On Monday, April 22, the Bicycle Coalition of Greater Philadelphia joined AARP and other organizations in a walk audit of North Broad between Spring Garden and Fairmount Ave.  There were representatives from the Streets Department, including Commissioner Kristin del Rossi, PA Horticultural Society, the Clean Air Council, North Broad Renaissance, Philadelphia Corporation for Aging, and other organizations.  As part of AARP’s Livable Communities initiative, the walk audit is a tool they have developed to center the human experience of streets and help decision makers understand how to design for a better experience for all users of the road and sidewalk.

Walking South to North, on the West side of Broad, the group was responsible for assessing the physical infrastructure of the sidewalk, crosswalks, and road. We found the sidewalk to vary widely block by block. Some blocks had new cement that was smooth and easy to walk while other blocks had sidewalks that were broken and crumbling.  We also noticed some intersections with crosswalks in completely different phases of wear. At the intersection of Broad and Wallace, we noticed the west crosswalk was very worn down while the east was in good shape.  It should be noted that Wallace is a one-way street that flows west to east.  We also noticed that there had previously been “push to walk” buttons at various intersections across Broad but they had all been removed.  The instructional signs on how to use the buttons still remained.

Broad and Wallace looking at the missing button to cross Broad

Some of the big takeaways were that North Broad remains a challenging thoroughfare for the city and those who travel that stretch. By design, the streetscape encourages people to get through that stretch of road (and sidewalk) as quickly as possible and has few elements that encourage people to slow down and enjoy the experience. There are no lanes for cyclists, forcing people to either choose to ride the sidewalk or put their safety at risk and ride in the road.  
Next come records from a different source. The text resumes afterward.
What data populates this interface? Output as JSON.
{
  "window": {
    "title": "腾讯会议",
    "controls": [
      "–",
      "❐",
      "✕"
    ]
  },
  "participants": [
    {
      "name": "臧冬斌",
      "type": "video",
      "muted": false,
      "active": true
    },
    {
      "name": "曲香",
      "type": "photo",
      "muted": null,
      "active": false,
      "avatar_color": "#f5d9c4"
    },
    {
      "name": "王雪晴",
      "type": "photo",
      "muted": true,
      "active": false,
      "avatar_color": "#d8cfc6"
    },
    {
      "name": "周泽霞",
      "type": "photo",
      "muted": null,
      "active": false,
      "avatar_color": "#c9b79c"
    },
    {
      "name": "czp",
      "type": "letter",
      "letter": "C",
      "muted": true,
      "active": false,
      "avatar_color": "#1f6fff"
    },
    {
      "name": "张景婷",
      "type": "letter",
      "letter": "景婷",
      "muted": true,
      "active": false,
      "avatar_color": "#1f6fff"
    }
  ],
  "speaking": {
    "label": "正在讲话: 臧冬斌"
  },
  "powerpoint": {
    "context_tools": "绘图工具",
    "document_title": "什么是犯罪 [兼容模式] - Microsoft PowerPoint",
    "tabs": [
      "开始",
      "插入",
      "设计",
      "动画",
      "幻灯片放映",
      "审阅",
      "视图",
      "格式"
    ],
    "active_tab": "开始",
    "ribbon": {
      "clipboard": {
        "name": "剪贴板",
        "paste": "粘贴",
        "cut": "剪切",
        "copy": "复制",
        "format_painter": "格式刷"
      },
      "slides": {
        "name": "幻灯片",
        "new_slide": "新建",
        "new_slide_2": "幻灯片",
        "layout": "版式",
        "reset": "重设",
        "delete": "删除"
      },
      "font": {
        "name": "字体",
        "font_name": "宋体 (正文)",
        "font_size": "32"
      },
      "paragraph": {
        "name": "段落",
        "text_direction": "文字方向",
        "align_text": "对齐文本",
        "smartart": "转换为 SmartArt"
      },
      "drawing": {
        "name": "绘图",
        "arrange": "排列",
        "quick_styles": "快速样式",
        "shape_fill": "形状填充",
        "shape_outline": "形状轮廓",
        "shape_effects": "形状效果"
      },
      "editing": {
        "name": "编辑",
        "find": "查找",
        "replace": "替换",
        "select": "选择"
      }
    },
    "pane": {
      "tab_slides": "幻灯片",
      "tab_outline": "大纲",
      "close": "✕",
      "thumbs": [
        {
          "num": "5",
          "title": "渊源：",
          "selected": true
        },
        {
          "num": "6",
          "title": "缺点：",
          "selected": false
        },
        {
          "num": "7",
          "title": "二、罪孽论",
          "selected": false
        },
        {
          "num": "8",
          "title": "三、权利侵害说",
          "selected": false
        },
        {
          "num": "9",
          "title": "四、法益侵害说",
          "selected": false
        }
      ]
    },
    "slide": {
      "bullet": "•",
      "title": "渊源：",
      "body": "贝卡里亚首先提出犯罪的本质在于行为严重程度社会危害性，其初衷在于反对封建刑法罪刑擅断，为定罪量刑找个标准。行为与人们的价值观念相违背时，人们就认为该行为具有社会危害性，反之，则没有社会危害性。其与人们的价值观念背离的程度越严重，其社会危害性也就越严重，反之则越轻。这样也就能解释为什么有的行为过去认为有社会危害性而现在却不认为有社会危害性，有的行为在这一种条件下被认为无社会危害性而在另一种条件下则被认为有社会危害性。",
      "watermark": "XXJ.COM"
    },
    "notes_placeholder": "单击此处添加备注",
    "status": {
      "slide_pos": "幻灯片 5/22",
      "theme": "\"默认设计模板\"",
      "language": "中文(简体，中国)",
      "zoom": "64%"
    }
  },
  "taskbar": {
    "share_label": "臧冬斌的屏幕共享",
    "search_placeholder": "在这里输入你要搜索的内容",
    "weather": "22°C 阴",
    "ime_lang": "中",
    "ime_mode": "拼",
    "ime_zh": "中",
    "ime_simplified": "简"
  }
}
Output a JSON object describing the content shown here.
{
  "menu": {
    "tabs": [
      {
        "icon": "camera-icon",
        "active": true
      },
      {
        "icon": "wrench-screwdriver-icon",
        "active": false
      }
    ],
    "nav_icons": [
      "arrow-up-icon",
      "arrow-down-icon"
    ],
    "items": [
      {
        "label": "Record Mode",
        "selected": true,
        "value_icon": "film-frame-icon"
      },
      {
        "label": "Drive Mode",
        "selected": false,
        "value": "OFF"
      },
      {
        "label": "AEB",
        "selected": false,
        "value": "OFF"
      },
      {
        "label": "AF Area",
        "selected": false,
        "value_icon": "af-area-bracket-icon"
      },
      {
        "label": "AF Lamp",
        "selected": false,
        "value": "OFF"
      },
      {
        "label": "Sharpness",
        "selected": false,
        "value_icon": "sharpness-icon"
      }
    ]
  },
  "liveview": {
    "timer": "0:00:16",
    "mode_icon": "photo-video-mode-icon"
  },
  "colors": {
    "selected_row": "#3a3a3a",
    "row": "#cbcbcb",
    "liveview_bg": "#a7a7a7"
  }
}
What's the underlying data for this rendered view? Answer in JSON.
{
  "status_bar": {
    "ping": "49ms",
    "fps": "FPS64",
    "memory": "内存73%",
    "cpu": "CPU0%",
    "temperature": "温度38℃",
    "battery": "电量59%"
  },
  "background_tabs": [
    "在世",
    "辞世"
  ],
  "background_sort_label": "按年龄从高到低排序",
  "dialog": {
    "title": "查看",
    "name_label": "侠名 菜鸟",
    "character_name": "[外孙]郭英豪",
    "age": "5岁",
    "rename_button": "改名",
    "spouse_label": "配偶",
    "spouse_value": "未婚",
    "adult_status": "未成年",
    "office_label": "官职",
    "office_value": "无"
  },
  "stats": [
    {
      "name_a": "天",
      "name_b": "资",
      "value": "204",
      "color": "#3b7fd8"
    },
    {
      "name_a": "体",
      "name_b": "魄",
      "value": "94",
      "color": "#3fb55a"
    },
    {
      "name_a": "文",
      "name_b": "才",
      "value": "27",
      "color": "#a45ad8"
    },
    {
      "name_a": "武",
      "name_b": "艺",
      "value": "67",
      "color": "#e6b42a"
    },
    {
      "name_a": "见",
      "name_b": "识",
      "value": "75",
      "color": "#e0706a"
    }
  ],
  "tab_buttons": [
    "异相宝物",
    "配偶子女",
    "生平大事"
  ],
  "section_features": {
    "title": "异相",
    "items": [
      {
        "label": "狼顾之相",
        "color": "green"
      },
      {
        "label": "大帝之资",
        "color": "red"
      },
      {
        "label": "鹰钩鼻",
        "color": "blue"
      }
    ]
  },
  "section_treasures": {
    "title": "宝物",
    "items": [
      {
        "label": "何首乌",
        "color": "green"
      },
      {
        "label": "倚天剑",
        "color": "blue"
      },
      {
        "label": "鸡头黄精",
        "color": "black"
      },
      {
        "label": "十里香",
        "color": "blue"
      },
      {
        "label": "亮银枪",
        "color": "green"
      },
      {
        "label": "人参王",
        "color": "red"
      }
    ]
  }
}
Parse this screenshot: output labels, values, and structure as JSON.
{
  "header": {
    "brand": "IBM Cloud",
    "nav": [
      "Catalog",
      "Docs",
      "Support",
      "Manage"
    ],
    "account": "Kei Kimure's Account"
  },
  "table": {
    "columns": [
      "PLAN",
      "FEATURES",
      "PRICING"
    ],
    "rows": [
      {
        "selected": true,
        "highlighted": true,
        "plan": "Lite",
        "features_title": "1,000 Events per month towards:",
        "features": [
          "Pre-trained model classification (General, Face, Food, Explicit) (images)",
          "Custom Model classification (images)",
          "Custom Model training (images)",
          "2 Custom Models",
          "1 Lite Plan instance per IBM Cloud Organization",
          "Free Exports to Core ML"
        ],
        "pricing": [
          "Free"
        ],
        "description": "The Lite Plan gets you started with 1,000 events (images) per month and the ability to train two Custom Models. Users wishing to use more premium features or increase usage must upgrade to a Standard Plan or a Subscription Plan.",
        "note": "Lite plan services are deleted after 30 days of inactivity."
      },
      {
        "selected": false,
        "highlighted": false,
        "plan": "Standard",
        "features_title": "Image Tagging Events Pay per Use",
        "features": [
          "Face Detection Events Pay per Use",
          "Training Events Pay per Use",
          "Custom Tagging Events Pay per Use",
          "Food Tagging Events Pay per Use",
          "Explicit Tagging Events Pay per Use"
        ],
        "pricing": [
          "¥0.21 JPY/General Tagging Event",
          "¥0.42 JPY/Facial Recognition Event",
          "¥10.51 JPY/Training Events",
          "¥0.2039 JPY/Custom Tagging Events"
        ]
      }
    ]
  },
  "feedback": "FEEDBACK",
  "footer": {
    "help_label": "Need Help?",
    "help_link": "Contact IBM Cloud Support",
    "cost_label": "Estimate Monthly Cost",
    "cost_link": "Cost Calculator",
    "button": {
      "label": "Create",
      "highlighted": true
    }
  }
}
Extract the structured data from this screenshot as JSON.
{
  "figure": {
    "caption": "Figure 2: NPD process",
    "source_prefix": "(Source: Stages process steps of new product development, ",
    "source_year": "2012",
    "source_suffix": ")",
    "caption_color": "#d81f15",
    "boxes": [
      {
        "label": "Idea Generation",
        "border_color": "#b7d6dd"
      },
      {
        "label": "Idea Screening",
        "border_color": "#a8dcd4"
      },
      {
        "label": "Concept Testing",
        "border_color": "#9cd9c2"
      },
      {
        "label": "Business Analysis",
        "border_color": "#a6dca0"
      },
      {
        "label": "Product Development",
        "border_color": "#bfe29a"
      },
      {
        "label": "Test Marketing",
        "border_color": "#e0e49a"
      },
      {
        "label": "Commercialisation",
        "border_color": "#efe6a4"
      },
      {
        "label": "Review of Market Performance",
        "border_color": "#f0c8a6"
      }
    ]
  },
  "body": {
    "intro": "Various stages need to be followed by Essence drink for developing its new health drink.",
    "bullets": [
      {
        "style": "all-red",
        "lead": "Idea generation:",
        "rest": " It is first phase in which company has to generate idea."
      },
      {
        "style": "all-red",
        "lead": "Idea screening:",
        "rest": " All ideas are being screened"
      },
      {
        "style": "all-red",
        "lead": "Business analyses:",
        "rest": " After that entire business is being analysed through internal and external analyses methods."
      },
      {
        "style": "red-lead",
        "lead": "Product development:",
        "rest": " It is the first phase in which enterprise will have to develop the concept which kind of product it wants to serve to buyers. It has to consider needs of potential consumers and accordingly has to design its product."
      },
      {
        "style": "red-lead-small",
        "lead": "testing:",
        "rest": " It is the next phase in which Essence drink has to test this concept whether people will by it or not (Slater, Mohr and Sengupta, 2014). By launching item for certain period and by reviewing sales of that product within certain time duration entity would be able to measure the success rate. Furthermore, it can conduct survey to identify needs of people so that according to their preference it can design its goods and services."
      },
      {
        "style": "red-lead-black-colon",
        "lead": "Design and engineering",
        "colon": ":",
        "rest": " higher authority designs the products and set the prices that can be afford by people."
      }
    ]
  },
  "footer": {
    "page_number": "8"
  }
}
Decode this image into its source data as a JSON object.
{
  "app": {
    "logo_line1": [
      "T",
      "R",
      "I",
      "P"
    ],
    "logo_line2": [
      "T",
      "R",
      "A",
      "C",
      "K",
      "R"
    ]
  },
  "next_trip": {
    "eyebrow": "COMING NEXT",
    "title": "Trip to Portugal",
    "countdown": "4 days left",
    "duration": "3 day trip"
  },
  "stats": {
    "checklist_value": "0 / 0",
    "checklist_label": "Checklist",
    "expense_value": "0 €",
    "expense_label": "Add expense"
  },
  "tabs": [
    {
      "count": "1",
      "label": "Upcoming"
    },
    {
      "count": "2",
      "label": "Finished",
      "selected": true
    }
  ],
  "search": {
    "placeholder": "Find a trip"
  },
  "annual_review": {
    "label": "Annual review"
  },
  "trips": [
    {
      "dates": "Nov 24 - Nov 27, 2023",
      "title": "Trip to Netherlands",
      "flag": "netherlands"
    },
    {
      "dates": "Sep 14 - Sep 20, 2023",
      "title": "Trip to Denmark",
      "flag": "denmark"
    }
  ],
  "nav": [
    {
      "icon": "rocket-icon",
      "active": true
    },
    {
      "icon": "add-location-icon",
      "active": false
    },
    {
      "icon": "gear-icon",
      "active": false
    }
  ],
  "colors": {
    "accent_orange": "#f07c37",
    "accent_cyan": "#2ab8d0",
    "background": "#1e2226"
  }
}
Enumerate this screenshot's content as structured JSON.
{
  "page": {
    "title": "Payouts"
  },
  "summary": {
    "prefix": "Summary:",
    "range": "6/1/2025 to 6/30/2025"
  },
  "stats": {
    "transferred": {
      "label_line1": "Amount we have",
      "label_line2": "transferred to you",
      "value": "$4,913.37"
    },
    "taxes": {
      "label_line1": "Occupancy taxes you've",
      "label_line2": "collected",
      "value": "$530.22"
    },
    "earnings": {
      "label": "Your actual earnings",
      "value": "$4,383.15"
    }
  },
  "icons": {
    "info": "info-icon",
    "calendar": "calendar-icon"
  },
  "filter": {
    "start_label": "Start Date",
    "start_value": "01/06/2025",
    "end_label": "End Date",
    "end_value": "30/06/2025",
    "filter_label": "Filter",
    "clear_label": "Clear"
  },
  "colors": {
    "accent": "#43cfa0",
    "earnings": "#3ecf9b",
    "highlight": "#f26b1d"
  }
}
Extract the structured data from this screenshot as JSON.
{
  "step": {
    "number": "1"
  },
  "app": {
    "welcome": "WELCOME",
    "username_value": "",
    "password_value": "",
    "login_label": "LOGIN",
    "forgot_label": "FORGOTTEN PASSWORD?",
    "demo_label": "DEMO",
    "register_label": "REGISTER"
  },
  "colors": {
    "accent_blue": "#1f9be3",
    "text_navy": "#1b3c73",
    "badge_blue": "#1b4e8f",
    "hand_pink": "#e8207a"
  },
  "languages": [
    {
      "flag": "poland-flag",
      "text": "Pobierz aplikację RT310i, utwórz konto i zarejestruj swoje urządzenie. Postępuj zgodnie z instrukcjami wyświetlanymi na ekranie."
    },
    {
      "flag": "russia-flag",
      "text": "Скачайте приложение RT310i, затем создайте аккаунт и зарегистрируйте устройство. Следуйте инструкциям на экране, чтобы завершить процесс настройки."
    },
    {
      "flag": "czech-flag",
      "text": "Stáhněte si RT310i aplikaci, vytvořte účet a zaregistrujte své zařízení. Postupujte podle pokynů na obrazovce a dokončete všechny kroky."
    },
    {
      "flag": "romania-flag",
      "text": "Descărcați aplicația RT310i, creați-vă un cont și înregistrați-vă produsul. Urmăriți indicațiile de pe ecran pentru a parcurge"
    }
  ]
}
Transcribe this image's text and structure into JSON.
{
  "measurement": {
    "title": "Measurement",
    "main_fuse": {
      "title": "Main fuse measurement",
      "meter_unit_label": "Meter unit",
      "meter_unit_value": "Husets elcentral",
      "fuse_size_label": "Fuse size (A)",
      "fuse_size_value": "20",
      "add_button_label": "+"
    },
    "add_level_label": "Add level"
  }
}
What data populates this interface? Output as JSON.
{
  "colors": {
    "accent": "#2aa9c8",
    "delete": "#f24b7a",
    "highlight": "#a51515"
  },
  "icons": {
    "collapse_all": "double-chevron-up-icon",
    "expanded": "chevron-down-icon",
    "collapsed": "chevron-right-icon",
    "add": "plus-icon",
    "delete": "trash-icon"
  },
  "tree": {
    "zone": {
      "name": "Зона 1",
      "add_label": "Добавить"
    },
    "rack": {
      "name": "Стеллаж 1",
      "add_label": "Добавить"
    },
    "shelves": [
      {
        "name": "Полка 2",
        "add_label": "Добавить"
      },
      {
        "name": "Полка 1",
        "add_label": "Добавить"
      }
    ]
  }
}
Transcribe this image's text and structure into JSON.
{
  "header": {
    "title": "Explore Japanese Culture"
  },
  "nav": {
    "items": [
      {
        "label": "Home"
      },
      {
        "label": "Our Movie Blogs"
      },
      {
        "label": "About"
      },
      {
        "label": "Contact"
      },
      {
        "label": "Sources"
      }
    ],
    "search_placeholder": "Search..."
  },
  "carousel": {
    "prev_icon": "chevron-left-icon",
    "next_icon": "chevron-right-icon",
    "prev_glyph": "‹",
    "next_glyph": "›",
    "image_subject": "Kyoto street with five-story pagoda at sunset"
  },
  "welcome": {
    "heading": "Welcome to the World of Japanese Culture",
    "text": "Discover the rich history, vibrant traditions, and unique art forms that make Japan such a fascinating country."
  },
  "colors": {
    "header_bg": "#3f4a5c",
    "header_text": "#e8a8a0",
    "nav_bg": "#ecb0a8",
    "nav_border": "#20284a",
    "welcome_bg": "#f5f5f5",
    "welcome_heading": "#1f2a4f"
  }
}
As Mayor Parker refocuses our city government on her effort to make Philadelphia the Safest, Cleanest, Greenest big city in the country, tools like AARP’s walk audit help to better inform our decisions.  Let’s continue to push for human-centered design in our streets and to share the streets together.

We also want to say thank you to AARP, the Greater Association of Realtors, Walnut Lane Strategies, Economy League, Emily Fredricks Foundation, Pipeline Philly and StreetBoxPHL for a productive legislative breakfast before the Walk Aduit. Council offices joined transportation professionals to talk about how we can work together to improve street safety for everyone ages 8 to 80.